O Pudim Selvito da Flor da Selva


O pacote de “Pudim Selvito” está ainda cheio. É um pudim de baunilha, em pó, corado artificialmente e a que bastava juntar leite e açúcar e levar ao lume brando para engrossar. Depois era só pôr numa forma e deixar arrefecer. Para fazer creme bastava aumentar a quantidade de leite e seguir a mesma receita.
Era uma modernidade para a época que, pelos vistos, chegou até aos dias de hoje. Na época, a década de 1950, existiam outros pudins deste tipo, sobre um dos quais já falei: o pudimJané.
Este era distribuído pela firma A Flor da Selva, Lda. que se situava na Rua da Esperança, 50, em Lisboa e que foi fundada em 1950 por Manuel Alves Monteiro, natural de Paderne, Melgaço. De acordo com a informação da empresa[1] que ainda hoje existe, pertença dos filhos Vasco Faria Monteiro e Jorge Faria Monteiro, o pai veio para Lisboa aos 13 anos trabalhar na distribuição numa mercearia.

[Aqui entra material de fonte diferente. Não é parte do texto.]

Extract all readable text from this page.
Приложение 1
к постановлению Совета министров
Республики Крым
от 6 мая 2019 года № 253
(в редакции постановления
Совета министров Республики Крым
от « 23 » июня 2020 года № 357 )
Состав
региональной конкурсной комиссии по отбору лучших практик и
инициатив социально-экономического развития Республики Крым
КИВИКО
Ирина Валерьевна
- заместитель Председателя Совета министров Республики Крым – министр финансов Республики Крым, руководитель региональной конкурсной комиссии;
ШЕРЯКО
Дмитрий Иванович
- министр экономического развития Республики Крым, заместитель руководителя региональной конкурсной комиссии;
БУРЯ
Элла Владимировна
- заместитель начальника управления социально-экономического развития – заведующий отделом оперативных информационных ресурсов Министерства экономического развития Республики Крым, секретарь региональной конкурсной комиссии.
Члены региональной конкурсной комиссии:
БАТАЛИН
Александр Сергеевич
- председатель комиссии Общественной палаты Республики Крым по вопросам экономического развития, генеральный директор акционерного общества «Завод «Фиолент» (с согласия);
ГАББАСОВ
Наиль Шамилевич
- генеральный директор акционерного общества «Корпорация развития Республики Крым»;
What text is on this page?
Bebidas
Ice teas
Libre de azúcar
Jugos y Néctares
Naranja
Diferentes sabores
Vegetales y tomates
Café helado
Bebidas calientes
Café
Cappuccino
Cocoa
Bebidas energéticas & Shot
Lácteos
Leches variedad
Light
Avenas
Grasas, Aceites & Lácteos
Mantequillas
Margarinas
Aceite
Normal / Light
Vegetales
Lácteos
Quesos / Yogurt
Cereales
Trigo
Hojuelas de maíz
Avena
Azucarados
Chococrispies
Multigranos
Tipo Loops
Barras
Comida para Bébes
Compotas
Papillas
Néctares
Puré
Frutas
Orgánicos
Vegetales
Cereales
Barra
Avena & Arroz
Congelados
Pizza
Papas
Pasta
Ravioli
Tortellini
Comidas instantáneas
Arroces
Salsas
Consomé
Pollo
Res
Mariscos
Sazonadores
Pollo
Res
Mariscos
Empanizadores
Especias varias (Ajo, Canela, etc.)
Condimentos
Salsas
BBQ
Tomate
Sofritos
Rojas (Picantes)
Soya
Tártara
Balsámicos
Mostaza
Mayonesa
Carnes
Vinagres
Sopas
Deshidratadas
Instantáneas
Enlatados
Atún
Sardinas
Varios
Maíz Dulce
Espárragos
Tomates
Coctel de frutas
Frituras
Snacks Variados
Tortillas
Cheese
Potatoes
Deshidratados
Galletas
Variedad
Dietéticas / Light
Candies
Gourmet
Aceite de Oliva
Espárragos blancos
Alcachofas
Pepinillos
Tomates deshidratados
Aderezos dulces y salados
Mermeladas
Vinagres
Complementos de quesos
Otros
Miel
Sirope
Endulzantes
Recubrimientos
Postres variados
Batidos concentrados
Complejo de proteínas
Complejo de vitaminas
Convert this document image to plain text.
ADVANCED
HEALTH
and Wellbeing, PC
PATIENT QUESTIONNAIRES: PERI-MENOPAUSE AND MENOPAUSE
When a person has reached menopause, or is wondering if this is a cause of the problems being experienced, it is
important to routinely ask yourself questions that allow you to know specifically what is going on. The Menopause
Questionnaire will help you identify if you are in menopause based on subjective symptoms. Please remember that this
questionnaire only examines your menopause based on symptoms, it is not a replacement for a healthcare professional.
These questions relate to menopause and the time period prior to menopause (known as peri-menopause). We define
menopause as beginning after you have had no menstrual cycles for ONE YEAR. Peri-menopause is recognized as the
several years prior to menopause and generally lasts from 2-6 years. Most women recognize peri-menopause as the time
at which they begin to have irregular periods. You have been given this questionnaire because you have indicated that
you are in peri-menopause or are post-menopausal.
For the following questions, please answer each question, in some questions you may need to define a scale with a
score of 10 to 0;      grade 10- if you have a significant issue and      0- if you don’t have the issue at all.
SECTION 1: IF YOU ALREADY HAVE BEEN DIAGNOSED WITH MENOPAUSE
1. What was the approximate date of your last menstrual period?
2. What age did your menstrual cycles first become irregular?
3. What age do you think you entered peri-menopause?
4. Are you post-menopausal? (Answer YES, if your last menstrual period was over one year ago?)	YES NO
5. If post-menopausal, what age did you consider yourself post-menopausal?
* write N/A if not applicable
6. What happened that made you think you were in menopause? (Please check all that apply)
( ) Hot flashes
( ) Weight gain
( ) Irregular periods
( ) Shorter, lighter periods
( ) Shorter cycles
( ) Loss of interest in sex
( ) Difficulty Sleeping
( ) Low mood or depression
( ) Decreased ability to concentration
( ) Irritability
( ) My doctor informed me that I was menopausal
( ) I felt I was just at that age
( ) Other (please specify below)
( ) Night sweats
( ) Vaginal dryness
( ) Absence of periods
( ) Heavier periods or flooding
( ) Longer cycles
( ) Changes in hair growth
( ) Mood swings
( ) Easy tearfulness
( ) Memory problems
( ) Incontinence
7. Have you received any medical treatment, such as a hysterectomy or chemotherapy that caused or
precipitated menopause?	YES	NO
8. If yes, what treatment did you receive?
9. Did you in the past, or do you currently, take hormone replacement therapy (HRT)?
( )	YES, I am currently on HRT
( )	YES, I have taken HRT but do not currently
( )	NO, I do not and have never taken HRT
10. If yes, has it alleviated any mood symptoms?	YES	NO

Foi recebido, em 1937, por seu tio materno o grande fotógrafo Manuel Alves San Payo, que seria responsável pela fotografia oficial de Salazar e por muitas outras de qualidade que deixaram registos da época.
Pacote de açúcar
A essa actividade associou estudos nocturnos no Ateneu Comercial. Logo que lhe foi possível adquiriu uma quota no estabelecimento de cafés Ferreira & Maurício, Lda., de nome comercial “Flor Africana” que ficava na Rua da Rosa nº 113, em sociedade com Manuel Ferreira. Em 1950 fundou uma nova empresa a designada A Flor da Selva, Lda., com loja na Rua da Esperança nº 50, em Lisboa.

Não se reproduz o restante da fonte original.